The Government Will Have to Overpay to Save the Day
Why Buying Doomed Condos and Funding Rentals Might Be the Only Way Out
Let’s be honest—this wasn’t the plan. Not for the developers. Not for the investors. And definitely not for the bureaucrats now faced with a choice: let a wave of half-built condo corps rot in silence or step in, write a cheque with too many zeroes, and pretend this was all part of a bold affordable housing strategy.
From my seat—high up in the precarious perch of a Toronto real estate developer watching the entire condo market get caught with its pants down—it’s clear: many of these projects aren’t going to make it. Pre-sales are frozen. Construction costs didn’t get the memo about the rate hikes. And interest carry? It's the horror story devs whisper to each other over lukewarm beers at industry events.
So what’s the government to do?
Buy them.
Every. Last. One.
Buy the land. Buy the hole in the ground. Buy the zoning, the plans, the foundation forms that haven't seen concrete in six months. Pay too much—because you’ll have to. Then hand the keys back to the same developers (yes, even the ones who got us here), but this time, lend them the money at 0%, tell them to build rentals, and for the love of housing, get out of their way while they do it.

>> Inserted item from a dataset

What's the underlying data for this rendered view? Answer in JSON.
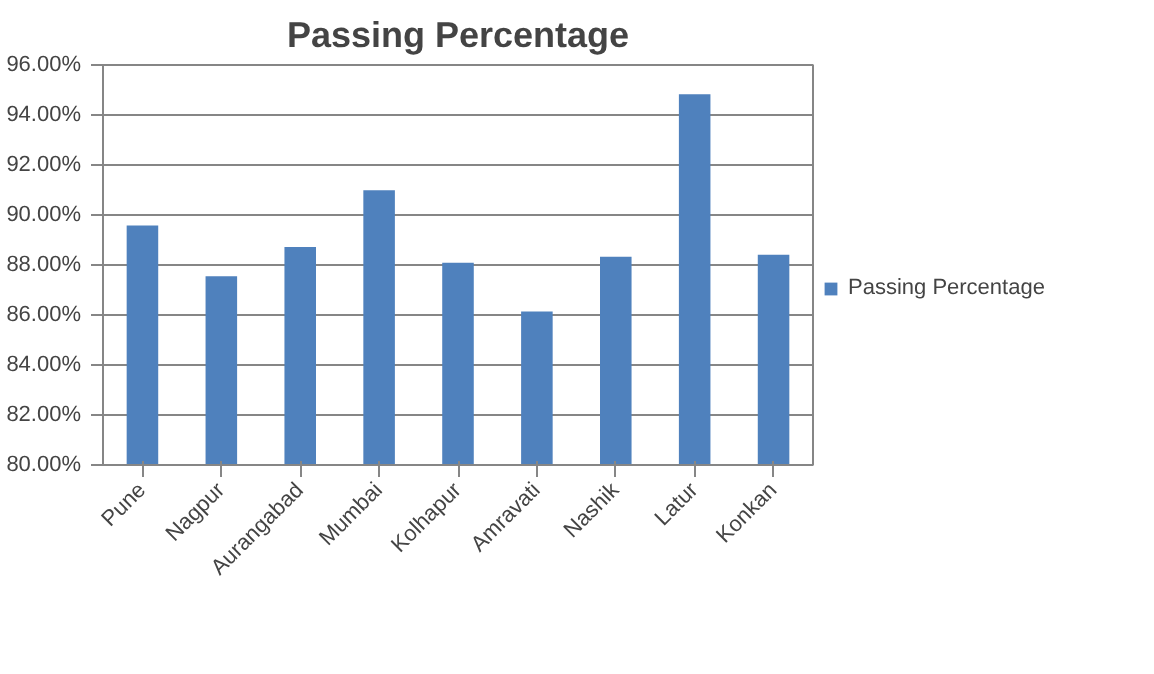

Now, I know what you're thinking: "Why reward failure? Why bail out over-leveraged developers who gambled and lost?" But here’s the thing—we're way past the stage where market discipline solves anything. If these projects collapse, so does the dream of ever hitting our housing targets. That 1.5 million new homes figure? It becomes the punchline of a cruel joke.
You know, this reminds me of a time I bought a beat-up house in the Bridle Path. I thought I was getting a deal. Turns out I was just the sucker with the deepest pockets and the biggest renovation budget. The place had mold, asbestos, raccoons in the attic—the whole HGTV nightmare package. But guess what? We turned that money pit into gold—because I knew what it could be, not what it was.
The government is in the same boat now. They’re going to look like fools paying top dollar for carcasses. But in five years, when there are thousands of new rentals instead of lawsuits, bankruptcies, and abandoned scaffolding, they'll look like visionaries.
Here's the part no one wants to say out loud: rental math works if you don’t have to pay market land prices and you get financing cheaper than a Costco hot dog. Remove those two barriers, and voila—you can actually build affordable rentals that cash flow.
The feds and the province need to stop pretending the market will course-correct on its own. It won’t. Not fast enough. And every month they delay, more projects die, more skilled trades leave the industry, and more Canadians move back in with their parents.
So yeah, they’ll have to overpay. But sometimes overpaying today is cheaper than the cleanup tomorrow.
Besides, it’s not like they haven’t blown money on dumber things.
See: the ArriveCAN app.
And if you’re reading this thinking, "Well, what now?"—here it is:
If you're a voter, call your MP. Tell them you're tired of watching zombie condos and runaway rents tag-team the housing market into oblivion.
If you're a policymaker, put your cape on. This is your hero arc. You don’t need another study, you need a chequebook and a spine.
And if you're a developer like me—dust off your spreadsheets, because if the government's dumb enough to overpay, be smart enough to actually build. Rentals. Not dreams of rate drops. Not 2-bed, 2-bath speculative Swiss bank accounts. Just housing people can actually live in.
It’s going to be messy. It’s going to be expensive.
But you either overpay now, or explain later why you let the whole thing collapse.
And trust me: that press conference will cost you more.